Christmas has been lovely. It was the first snowy Christmas I can remember in a long time. We started off Christmas Eve with a really nice Eucharist in the middle of the night. The best part of Christmas Day was giving some young friends presents. Br. Tom's Yorkshire pudding crowned the evening with glory.

So now it is New Year's Eve, and I am thinking about the year past. In light of the recent Northwest Airlines bombing attempt I feel extremely grateful to have traveled safely. I don't like to think too hard about what might go wrong when I strap myself into yet another airline seat. It is a classic case of denial: "We'll be fine!" I tell myself. As a traveler I have trusted the airline security people to keep me safe, and I have complied cheerfully with every check they have invented. But now I need to add my voice to the pubic forum demanding that government departments and agencies share information. It is a shame that a near disaster is required to highlight the ineptitude at the highest levels. But the ships, railways and PMV's in Africa and the South Pacific have been more terrifying than any plane ride: skidding around hairpin turns in an overloaded bus; plunging through waves in a tiny boat, water sluicing the deck where I was trying to sleep; standing in stalled, darkened trains watching moisture seep through the concrete tunnel walls; walking narrow paths and pausing to let the snakes slither away.

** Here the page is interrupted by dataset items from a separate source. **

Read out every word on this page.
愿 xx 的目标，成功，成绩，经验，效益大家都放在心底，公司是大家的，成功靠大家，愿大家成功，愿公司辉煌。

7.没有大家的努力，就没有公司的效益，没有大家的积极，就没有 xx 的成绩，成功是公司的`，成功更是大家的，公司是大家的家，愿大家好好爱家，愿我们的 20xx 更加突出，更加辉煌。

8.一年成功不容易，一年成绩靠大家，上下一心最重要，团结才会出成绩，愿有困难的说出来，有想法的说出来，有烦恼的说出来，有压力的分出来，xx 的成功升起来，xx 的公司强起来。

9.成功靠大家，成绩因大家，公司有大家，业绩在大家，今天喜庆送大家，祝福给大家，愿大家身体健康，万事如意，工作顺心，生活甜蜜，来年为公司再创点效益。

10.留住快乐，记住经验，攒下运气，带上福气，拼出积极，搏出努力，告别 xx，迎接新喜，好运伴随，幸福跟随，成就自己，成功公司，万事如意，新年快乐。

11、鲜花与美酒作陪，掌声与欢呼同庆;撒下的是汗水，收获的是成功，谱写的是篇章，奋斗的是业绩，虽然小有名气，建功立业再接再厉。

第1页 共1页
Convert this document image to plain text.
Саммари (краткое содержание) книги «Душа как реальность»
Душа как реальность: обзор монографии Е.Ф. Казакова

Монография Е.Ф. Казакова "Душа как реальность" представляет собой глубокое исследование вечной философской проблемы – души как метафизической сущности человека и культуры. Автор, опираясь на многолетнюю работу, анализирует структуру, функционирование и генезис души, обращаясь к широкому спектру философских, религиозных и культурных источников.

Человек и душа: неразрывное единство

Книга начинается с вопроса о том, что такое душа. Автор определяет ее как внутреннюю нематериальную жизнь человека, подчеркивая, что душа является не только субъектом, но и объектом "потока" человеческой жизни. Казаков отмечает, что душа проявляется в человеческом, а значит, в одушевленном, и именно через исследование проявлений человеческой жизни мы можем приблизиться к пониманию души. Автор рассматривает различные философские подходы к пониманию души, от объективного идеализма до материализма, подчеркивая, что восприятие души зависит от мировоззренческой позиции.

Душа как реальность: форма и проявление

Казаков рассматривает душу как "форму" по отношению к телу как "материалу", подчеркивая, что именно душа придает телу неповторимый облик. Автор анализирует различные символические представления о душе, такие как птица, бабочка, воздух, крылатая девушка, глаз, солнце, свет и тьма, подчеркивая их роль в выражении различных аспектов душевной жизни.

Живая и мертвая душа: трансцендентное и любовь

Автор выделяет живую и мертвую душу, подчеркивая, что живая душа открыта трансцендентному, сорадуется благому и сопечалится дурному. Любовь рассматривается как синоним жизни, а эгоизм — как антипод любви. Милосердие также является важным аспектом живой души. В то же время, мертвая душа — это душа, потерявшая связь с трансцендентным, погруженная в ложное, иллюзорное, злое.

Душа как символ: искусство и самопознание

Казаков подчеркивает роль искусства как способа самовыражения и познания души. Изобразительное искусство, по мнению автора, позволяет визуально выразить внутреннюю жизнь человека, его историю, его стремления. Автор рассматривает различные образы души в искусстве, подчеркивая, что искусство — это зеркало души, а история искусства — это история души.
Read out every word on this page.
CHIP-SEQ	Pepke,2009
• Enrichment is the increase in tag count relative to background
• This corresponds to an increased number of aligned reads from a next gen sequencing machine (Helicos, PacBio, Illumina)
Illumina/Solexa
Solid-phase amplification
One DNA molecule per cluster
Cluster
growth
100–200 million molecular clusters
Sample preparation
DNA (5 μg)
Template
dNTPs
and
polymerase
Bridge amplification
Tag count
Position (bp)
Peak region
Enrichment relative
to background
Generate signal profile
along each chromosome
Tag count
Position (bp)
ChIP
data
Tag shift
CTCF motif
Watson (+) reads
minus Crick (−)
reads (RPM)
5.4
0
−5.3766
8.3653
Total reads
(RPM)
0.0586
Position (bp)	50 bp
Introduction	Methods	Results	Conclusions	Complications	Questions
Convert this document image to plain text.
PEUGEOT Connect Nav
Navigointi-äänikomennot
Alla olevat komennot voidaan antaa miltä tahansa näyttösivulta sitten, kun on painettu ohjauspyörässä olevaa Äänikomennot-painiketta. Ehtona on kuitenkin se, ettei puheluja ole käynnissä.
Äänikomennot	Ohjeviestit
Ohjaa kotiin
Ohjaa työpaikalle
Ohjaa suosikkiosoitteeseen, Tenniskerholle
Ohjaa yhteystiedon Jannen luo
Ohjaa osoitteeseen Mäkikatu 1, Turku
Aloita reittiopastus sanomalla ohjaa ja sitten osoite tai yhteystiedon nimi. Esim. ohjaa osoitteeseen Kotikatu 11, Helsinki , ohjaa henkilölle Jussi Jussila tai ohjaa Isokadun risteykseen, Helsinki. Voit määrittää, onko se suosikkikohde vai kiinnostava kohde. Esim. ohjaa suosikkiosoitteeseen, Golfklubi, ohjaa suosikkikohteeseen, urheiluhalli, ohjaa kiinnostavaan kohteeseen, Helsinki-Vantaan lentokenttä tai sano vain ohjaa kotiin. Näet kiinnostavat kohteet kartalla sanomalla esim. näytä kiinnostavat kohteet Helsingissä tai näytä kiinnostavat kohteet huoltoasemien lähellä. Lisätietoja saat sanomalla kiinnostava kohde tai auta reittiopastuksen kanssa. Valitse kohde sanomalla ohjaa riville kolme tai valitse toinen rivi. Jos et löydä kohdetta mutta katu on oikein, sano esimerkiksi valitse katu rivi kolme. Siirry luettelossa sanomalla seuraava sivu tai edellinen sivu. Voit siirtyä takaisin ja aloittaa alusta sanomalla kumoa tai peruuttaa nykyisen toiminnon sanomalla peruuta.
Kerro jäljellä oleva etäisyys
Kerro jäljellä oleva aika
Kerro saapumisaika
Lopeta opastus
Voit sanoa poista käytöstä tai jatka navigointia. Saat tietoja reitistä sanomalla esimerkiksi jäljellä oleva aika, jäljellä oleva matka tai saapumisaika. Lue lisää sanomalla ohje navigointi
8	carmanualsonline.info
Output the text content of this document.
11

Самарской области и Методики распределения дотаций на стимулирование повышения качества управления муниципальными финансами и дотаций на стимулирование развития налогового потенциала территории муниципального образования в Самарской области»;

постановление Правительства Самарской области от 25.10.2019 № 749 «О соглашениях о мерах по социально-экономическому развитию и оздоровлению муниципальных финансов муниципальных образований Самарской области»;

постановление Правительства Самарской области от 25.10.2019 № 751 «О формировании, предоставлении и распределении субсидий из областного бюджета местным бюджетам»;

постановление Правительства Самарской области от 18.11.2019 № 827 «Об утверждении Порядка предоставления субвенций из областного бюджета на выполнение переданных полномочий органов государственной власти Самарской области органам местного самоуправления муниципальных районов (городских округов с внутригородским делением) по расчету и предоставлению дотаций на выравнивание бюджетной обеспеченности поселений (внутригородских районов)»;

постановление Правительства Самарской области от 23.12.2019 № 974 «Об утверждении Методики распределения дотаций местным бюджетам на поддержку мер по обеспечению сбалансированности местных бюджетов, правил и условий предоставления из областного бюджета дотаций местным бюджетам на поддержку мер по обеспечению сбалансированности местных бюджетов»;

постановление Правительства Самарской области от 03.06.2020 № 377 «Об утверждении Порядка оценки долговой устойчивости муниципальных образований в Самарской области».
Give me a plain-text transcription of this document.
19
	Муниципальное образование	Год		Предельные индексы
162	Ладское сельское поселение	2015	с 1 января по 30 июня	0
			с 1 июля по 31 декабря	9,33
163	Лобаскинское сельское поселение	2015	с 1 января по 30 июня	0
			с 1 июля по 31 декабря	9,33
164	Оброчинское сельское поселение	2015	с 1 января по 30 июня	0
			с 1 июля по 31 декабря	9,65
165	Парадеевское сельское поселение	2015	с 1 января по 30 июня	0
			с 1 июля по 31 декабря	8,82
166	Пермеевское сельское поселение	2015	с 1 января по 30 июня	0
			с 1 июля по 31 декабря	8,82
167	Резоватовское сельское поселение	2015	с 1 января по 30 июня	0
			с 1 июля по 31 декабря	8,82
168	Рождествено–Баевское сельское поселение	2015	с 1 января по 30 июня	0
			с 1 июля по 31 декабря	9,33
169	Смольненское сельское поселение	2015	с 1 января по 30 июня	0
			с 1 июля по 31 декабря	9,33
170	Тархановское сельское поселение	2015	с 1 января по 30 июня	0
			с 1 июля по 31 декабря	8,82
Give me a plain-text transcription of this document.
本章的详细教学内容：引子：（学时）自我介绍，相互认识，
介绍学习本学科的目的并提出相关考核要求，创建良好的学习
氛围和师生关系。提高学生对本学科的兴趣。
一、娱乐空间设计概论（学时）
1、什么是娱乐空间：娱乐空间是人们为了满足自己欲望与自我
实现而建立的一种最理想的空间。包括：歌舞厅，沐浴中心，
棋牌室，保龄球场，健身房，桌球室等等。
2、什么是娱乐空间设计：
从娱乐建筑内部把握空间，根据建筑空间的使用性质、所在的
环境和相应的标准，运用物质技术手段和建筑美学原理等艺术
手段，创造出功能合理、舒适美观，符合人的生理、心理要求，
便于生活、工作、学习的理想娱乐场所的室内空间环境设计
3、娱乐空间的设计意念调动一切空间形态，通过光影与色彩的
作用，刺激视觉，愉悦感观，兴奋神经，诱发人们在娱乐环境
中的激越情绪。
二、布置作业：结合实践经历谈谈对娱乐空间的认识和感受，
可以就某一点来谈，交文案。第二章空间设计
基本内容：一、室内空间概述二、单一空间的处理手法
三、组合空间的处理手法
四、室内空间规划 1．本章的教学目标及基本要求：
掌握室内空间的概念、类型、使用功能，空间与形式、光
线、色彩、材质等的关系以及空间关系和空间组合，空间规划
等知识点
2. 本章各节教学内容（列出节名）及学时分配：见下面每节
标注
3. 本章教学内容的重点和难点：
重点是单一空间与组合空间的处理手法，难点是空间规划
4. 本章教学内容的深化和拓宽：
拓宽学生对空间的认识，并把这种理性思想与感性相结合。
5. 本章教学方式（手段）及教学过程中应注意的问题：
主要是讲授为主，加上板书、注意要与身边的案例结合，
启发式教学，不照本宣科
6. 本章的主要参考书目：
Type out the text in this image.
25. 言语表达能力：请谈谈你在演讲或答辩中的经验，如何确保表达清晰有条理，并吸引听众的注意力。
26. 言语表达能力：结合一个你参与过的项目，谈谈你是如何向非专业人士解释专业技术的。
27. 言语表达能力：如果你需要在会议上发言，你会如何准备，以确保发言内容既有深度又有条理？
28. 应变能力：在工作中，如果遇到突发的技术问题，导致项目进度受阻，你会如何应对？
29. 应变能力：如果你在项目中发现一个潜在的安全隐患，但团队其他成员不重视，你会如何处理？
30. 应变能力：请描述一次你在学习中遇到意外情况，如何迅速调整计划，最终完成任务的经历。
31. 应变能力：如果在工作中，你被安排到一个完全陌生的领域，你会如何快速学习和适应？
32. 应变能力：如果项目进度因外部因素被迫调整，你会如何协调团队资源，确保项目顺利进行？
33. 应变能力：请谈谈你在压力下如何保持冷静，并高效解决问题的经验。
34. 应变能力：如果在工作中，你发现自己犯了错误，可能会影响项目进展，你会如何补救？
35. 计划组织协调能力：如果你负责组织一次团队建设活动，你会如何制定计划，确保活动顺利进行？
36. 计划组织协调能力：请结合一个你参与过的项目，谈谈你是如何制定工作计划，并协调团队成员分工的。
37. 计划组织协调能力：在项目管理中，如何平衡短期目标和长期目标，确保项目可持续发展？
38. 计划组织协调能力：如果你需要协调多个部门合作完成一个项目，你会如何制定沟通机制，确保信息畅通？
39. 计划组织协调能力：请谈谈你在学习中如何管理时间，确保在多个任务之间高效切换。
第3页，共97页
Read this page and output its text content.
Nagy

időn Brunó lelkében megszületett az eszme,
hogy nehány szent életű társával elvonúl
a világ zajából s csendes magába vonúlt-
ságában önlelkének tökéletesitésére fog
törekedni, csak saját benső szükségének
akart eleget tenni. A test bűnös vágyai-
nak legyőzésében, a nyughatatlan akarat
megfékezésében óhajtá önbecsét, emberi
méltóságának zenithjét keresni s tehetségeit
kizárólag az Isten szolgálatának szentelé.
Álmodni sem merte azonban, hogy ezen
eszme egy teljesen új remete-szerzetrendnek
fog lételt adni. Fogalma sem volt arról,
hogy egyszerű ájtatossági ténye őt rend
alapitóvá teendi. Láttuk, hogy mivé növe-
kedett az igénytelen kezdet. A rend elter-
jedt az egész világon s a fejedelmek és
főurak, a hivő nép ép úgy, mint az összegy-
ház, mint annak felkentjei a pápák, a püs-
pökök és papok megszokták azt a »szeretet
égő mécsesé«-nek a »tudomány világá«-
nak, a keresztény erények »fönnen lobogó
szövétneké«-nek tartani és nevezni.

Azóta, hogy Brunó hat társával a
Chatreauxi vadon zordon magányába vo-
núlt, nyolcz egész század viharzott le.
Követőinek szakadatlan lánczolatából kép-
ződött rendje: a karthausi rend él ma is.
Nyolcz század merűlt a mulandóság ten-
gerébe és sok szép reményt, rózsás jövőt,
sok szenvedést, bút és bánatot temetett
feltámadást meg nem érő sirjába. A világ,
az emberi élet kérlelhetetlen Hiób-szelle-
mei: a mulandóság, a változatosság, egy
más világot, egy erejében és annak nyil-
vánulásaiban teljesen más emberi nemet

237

But the travel has only been a means to an end: to share the real life experiences of my brothers, the way they must get around, the foods they eat, the houses they live in, meeting the friends who help them and make our Franciscan life possible, finding out about the ministries they have around the world. Perhaps because I am so aware of the fragility of life, I find all that goes on to be amazing. There is a Franciscan genius in finding ways to be with people. Brothers serve hot drinks to day laborers standing on cold street corners, we visit the sick in hospitals, sometimes at 4:00 a.m. in order to be sure the patients are seen before medical procedures. We lead Quiet Days, speak in school chapels, march in demonstrations for peace and justice. Many of us engage in subsistence farming; all of us have to make small financial resources stretch. The hardest thing of all, since it is the least glamorous, we welcome people into our homes, sit with guests, cook endless meals, change bed linens. In some places these linens must then be washed in a river and dried on a clothes line. Others take the sheets to the laundry! I think many brothers would willingly risk a plane crash over cleaning a guest house. And yet we do the daily work; different kinds of adventures lurk in unlikely intersections of life. God is definitely with us, helping us to grow more and more into the image and likeness of Christ, and to find ways of connecting with people.

As I unpacked some old journals this week, I read a few entries. One was a description of an accident in March 1996 in the Solomon Islands. we could have all been killed, and one brother was permanently brain damaged. But moments before it happened we were singing in the back of the truck. It seems to me that this is the only option we really have. To take calculated risks, sing God's praises, and do our best when and if disaster strikes. As we remember at Christmas, the only guarantee we have in life is that God is with us in it.